4Ces adaptations sont discutées sur la base de nombreux exemples français dans le chapitre 2. La recension réalisée par Cyril Desjeux a pour mérite de rappeler que le travail du care se compose autant de pratiques matérielles qu’émotionnelles2. En effet, rendre le vote accessible ne se limite pas à adapter les bureaux de vote ou à traduire les programmes des différents partis politiques en langue Facile à Lire et à Comprendre. Il s’agit aussi de favoriser l’échange sous la forme de débats politiques et de pallier le stress, les tensions juridiques et les micro-contraintes qu’engendre la rugosité de l’appareil électoral face au handicap, autant de sources de renoncement au vote chez les personnes concernées. De plus, une telle recension permet à l’auteur de distinguer plusieurs systèmes de prise en charge, à savoir la compensation des gestes, la socialisation civique et l’autonomisation à l’accès à la citoyenneté et à la prise de décision. De manière générale toutefois, ces systèmes de prise en charge continuent à mobiliser une conception individuelle de l’autonomie, qui suppose un citoyen capable de faire les choses seul. Cyril Desjeux y oppose une autonomie relationnelle qui se construit à travers les interactions sociales et qui reconnaît le recours à un tiers comme un soutien à la capacité d’action et de décision. Si en pratique, un bricolage entre ces deux approches permet de rendre l’action de vote réalisable pour certains, la suite de l’ouvrage cherche à saisir les changements qu’implique la mise en œuvre de cette autre conception de l’autonomie dans l’accompagnement et le soutien au vote.

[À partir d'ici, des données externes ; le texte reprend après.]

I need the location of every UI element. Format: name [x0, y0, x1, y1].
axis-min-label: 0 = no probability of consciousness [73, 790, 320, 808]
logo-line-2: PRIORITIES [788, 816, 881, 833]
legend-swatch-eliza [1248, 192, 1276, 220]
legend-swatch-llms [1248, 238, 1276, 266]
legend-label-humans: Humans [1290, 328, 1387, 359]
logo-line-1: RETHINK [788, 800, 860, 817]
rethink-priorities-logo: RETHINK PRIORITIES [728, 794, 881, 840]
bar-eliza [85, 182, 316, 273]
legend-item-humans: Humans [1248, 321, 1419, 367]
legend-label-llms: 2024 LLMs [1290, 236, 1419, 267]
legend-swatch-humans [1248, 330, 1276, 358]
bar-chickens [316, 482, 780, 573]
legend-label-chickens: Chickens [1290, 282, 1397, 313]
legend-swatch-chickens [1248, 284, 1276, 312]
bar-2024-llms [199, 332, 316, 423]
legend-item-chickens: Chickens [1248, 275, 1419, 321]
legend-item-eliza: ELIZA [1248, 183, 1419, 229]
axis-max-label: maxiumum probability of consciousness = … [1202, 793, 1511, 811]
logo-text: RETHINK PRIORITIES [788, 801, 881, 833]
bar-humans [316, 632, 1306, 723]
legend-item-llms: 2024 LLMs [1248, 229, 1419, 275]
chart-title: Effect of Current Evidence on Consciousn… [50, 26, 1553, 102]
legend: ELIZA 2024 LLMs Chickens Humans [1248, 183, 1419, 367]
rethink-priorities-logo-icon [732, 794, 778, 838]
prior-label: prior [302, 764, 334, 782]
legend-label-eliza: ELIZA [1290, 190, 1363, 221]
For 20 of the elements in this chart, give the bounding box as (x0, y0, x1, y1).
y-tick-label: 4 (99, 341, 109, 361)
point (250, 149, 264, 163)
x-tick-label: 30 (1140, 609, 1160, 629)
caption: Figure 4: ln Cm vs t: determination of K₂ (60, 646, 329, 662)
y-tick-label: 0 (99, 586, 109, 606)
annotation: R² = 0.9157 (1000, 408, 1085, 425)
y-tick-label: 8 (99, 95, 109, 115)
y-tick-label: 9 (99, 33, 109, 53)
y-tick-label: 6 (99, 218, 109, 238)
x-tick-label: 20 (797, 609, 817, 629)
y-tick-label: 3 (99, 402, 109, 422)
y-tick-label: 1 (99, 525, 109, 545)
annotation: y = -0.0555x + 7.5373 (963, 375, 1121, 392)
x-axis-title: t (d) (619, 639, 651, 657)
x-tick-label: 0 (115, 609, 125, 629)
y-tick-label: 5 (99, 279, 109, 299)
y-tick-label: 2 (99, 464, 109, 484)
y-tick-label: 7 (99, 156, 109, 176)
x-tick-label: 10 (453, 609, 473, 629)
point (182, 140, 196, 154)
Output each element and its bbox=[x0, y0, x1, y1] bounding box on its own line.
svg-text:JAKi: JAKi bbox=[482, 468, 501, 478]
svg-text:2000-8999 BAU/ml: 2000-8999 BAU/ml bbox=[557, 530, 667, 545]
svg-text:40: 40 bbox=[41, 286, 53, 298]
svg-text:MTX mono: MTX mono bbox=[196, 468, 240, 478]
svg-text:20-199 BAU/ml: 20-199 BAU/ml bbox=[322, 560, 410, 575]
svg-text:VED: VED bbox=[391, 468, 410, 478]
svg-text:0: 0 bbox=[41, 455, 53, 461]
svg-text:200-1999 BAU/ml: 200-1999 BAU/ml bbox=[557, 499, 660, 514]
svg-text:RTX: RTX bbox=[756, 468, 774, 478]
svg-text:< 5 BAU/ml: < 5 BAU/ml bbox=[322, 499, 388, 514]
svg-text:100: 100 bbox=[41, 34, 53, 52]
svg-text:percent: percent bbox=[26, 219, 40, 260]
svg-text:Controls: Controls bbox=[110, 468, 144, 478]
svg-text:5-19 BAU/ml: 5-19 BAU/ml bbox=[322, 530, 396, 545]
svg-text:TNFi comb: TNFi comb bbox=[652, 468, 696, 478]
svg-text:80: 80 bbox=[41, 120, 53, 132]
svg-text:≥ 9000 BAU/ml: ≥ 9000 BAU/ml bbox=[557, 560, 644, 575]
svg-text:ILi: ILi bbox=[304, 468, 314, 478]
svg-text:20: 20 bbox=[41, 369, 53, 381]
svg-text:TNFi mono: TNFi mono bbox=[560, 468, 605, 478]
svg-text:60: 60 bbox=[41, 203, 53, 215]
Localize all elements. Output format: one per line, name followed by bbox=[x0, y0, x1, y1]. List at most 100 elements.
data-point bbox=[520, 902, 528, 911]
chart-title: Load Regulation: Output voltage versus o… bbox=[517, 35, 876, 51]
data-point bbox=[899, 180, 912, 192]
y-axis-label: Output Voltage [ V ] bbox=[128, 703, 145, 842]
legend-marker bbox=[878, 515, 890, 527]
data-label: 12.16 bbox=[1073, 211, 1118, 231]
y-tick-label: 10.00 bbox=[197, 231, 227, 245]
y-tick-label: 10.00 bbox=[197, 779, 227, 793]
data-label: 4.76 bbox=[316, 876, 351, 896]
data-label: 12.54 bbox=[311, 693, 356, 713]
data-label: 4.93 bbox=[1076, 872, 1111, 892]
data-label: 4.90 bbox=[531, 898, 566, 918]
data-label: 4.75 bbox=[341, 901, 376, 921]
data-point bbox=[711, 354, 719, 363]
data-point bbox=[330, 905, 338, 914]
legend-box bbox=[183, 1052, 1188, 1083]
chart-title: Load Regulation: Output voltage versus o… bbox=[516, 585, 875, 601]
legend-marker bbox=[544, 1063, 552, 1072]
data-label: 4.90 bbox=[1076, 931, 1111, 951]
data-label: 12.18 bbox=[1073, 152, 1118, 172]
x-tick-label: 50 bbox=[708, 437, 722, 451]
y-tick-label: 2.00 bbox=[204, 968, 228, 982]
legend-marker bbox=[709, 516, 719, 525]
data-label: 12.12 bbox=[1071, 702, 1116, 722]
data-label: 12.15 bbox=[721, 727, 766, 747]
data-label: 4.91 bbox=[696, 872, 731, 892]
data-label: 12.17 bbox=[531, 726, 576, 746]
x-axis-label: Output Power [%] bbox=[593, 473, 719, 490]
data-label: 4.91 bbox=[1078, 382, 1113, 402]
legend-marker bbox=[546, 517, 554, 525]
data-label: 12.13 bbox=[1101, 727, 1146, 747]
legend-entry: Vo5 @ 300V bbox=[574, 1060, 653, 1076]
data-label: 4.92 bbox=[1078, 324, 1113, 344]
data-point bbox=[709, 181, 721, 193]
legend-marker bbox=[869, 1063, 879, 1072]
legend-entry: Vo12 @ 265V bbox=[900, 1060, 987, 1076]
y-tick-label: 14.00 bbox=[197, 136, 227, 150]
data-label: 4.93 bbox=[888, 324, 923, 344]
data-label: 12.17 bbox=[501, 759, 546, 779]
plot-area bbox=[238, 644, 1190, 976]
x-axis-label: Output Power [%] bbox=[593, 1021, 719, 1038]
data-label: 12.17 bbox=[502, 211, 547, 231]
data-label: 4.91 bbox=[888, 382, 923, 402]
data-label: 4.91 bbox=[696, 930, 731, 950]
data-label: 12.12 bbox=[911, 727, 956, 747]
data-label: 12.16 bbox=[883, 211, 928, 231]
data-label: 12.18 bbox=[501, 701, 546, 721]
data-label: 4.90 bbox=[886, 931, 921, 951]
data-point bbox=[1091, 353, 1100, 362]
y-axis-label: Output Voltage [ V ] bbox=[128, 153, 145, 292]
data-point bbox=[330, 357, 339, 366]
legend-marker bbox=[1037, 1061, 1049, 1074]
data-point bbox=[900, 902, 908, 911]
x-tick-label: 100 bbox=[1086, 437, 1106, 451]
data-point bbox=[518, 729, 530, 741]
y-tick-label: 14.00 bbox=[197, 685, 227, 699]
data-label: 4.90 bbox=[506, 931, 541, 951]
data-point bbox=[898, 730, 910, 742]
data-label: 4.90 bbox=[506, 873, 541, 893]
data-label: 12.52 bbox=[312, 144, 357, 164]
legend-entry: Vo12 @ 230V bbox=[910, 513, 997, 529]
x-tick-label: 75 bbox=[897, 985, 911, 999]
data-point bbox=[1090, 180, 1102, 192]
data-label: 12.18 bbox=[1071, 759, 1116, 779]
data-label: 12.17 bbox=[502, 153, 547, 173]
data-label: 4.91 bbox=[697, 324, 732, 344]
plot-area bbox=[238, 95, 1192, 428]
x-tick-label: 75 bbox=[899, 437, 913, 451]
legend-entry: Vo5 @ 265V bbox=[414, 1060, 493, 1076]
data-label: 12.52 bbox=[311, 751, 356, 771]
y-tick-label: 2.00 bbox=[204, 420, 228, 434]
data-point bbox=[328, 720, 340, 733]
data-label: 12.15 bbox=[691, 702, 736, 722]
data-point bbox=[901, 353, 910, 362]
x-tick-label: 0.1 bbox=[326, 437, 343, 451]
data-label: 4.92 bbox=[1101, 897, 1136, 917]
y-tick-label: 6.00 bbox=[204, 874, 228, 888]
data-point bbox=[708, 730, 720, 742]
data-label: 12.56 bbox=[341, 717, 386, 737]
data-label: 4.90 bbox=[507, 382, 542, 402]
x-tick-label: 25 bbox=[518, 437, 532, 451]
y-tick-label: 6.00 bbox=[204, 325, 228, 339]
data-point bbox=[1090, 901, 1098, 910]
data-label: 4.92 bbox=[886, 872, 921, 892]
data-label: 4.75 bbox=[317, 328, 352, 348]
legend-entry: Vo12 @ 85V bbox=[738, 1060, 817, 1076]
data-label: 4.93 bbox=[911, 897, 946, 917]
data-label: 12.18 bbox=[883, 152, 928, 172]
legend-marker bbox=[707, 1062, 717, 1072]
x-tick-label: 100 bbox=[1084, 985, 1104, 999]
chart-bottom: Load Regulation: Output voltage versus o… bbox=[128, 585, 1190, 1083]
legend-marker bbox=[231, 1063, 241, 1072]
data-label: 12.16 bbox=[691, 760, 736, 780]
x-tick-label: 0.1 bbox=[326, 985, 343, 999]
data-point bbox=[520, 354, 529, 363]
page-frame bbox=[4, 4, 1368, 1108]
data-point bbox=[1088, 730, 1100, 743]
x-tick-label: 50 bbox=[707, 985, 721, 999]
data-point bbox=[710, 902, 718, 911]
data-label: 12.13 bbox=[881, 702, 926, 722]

5Le chapitre 3 montre alors comment les systèmes de prise en charge identifiés précédemment sont valorisés différemment par les professionnels de l’aide à domicile. À l’aide d’extraits d’entretiens, Cyril Desjeux identifie le périmètre d’intervention des différents services, les compétences individuelles alliées à une formation professionnelle, ainsi que les contraintes économiques et les systèmes de tarification utilisés comme autant de facteurs influençant les perceptions et les pratiques professionnelles. Ainsi, il soutient par exemple que les professionnels rémunérés à l’heure, par l’intermédiaire d’aides sociales telles que la prestation de compensation du handicap (PCH), ont tendance à définir l’aide apportée de manière plus restrictive, comme une exécution de gestes compensant les défaillances corporelles. À l’inverse, les services disposant d’allocations journalières ou annuelles mettent davantage l’accent sur leur mission éducative et un accompagnement actif. Si dans ce contexte administratif et économique particulier, certains professionnels craignent des glissements de compétences entre services ou catégories de travailleurs, Cyril Desjeux prône quant à lui une lecture en termes de transfert de compétences (savoir-être et savoir-faire) entre professionnels.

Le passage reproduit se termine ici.